Mis à l’épreuve par le Printemps arabe, Assad s’est appuyé sur d’anciennes alliances pour rester au pouvoir

Au lieu d’une ouverture politique, Assad s’est tourné vers des réformes économiques. Il a lentement levé les restrictions économiques, a laissé entrer les banques étrangères, a ouvert les portes aux importations et a donné plus de pouvoir au secteur privé. Damas et d’autres villes longtemps embourbées par la morosité ont vu fleurir des centres commerciaux, de nouveaux restaurants et des biens de consommation. Le tourisme s’est développé.

À l’étranger, il s’en est tenu à la ligne que son père avait fixée, basée sur l’alliance avec l’Iran et sur une politique insistant sur le retour complet du plateau du Golan annexé par Israël, bien qu’en pratique Assad n’ait jamais affronté militairement Israël.

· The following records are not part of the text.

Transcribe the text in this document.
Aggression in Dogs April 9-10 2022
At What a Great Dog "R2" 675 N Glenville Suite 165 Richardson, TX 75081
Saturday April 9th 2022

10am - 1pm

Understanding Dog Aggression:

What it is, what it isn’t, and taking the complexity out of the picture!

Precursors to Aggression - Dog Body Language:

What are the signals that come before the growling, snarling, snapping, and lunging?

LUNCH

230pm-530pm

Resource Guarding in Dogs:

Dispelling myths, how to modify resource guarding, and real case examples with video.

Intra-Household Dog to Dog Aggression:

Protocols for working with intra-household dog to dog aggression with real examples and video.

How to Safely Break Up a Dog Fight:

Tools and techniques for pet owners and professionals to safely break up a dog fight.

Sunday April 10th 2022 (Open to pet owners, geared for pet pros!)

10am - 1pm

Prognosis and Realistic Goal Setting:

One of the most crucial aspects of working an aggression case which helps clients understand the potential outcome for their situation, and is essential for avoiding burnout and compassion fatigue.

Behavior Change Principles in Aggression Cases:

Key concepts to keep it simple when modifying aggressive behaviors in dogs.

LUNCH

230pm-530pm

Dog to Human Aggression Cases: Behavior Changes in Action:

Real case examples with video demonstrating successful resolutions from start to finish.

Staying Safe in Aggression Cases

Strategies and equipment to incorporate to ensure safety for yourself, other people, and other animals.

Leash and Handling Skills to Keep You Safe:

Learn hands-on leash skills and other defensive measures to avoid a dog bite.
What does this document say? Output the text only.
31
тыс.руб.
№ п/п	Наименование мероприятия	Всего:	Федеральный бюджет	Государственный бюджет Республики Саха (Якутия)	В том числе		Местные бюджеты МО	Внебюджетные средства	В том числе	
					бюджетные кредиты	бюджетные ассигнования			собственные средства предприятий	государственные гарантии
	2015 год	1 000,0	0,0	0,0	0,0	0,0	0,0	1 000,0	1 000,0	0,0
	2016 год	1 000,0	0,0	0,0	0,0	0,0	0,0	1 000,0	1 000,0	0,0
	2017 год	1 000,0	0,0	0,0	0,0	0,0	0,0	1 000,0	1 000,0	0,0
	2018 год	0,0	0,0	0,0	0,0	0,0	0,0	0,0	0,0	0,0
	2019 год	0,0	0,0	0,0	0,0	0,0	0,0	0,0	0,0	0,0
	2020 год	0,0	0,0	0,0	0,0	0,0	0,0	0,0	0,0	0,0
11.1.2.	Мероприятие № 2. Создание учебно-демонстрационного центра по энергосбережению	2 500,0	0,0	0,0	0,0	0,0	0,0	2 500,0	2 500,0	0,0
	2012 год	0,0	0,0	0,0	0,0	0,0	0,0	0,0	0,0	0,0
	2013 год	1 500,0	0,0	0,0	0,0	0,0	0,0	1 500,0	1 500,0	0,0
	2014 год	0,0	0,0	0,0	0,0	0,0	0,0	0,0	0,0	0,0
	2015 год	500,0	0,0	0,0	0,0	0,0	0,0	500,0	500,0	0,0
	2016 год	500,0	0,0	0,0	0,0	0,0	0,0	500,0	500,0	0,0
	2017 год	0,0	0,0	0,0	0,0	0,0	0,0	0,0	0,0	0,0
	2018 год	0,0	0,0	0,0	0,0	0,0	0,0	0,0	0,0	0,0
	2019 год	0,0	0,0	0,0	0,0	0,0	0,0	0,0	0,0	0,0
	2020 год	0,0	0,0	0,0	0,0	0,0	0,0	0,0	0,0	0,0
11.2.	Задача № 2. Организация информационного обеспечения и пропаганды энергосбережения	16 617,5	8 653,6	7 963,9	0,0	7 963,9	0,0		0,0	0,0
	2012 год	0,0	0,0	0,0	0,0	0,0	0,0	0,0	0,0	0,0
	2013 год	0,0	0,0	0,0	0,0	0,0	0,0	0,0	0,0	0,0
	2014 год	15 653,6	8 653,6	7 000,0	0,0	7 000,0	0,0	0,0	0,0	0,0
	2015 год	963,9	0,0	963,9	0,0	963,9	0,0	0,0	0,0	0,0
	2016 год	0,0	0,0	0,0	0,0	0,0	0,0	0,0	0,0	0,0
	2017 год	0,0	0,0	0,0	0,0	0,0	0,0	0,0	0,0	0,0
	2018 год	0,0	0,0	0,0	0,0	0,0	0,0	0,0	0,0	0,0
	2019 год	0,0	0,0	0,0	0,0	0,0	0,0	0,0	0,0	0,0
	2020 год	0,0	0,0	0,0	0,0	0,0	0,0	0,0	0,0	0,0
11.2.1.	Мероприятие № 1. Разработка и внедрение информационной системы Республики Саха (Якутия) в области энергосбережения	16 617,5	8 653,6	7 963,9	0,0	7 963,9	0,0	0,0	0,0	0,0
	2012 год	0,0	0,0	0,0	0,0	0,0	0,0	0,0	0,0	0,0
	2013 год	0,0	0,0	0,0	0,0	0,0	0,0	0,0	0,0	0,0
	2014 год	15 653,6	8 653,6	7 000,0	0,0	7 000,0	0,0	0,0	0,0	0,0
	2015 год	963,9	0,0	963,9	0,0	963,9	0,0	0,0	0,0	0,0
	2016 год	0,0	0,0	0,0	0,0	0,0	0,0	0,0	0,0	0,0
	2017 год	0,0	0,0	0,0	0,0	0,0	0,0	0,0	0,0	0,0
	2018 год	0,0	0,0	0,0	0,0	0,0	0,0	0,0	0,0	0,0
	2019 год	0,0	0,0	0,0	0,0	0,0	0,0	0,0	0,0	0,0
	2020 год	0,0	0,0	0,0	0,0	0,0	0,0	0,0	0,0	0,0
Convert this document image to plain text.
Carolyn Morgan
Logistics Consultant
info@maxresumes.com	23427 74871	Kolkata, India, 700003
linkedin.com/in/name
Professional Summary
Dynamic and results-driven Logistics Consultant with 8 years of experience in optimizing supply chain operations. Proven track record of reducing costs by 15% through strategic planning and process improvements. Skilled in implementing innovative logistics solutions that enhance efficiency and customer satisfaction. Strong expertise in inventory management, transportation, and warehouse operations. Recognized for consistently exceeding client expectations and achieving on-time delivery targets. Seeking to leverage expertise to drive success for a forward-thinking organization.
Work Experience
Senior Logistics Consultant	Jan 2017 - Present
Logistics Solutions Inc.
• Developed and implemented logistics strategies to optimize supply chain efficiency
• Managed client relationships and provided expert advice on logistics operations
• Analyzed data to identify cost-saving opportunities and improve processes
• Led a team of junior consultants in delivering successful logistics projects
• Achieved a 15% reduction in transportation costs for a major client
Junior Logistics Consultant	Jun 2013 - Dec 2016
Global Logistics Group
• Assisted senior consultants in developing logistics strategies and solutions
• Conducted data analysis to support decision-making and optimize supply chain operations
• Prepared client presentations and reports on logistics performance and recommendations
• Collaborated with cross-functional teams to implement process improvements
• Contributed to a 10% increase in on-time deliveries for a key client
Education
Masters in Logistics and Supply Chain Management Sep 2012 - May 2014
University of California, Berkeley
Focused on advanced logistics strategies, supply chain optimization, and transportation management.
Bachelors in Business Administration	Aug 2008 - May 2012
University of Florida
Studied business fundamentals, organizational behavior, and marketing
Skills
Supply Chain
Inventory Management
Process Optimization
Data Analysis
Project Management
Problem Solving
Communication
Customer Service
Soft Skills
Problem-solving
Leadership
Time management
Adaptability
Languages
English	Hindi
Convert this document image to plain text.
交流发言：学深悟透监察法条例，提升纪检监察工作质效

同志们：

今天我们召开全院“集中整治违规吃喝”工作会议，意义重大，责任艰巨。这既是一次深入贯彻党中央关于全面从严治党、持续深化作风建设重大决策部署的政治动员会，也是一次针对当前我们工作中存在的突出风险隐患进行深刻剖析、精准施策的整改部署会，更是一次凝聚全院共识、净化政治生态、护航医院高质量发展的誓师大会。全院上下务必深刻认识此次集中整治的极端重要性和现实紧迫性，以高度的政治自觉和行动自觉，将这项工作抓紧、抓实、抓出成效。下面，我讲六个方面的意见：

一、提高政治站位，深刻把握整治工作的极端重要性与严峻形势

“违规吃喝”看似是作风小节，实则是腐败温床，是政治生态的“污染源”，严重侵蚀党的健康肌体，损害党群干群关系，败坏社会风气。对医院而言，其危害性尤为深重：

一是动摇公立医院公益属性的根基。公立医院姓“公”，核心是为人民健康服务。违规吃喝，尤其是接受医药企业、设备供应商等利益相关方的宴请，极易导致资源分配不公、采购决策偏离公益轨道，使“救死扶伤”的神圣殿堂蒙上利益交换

En 2005, il a subi un coup dur avec la perte du contrôle syrien sur le Liban voisin, vieux de plusieurs décennies, après l’assassinat de l’ancien Premier ministre Rafic Hariri. Alors que de nombreux Libanais accusaient Damas d’être à l’origine de cet assassinat, la Syrie a été contrainte de retirer ses troupes du pays et un gouvernement pro-américain est arrivé au pouvoir.

Dans le même temps, le monde arabe s’est divisé en deux camps : l’un composé de pays alliés aux États-Unis et dirigés par des sunnites, comme l’Arabie saoudite et l’Égypte, et l’autre de pays dirigés par la Syrie et l’Iran, dirigés par les chiites et liés au Hezbollah et aux militants palestiniens.

Tout au long de son histoire, Assad s’est largement appuyé sur la même base de pouvoir que son père : sa secte alaouite, une émanation de l’islam chiite qui représente environ 10 % de la population. De nombreux postes au sein de son gouvernement ont été attribués aux jeunes générations des mêmes familles qui avaient travaillé pour son père. Sont également attirés les membres de la nouvelle classe moyenne créée par ses réformes, notamment d’importantes familles de marchands sunnites.

Assad s’est également tourné vers sa propre famille. Son jeune frère Maher dirigeait la Garde présidentielle d’élite et dirigerait la répression du soulèvement. Leur sœur Bushra était une voix forte dans son entourage, aux côtés de son mari, le vice-ministre de la Défense Assef Shawkat, jusqu’à ce qu’il soit tué dans un attentat à la bombe en 2012. Le cousin de Bashar, Rami Makhlouf, est devenu le plus grand homme d’affaires du pays, à la tête d’un empire financier avant que les deux hommes ne se disputent qui conduisent à l’écart de Makhlouf.

Assad a également confié de plus en plus de rôles clés à son épouse, Asma, avant qu’elle n’annonce en mai qu’elle suivait un traitement contre la leucémie et qu’elle se retire de la scène.

Lorsque des manifestations ont éclaté en Tunisie et en Égypte en 2011, renversant finalement leurs dirigeants, Assad a écarté la possibilité que la même chose se produise dans son pays, insistant sur le fait que son régime était plus en phase avec son peuple. Après que la vague du Printemps arabe ait atteint la Syrie, ses forces de sécurité ont lancé une répression brutale tandis qu’Assad a constamment nié être confronté à une révolte populaire. Il a plutôt blâmé les « terroristes soutenus par l’étranger » qui tentaient de déstabiliser son régime.

Sa rhétorique a touché une corde sensible chez de nombreux groupes minoritaires syriens – notamment les chrétiens, les druzes et les chiites – ainsi que chez certains sunnites qui craignaient encore plus la perspective d’un régime par des extrémistes sunnites qu’ils n’aimaient pas le régime autoritaire d’Assad.

Alors que le soulèvement dégénérait en guerre civile, des millions de Syriens ont fui vers la Jordanie, la Turquie, l’Irak et le Liban, puis vers l’Europe.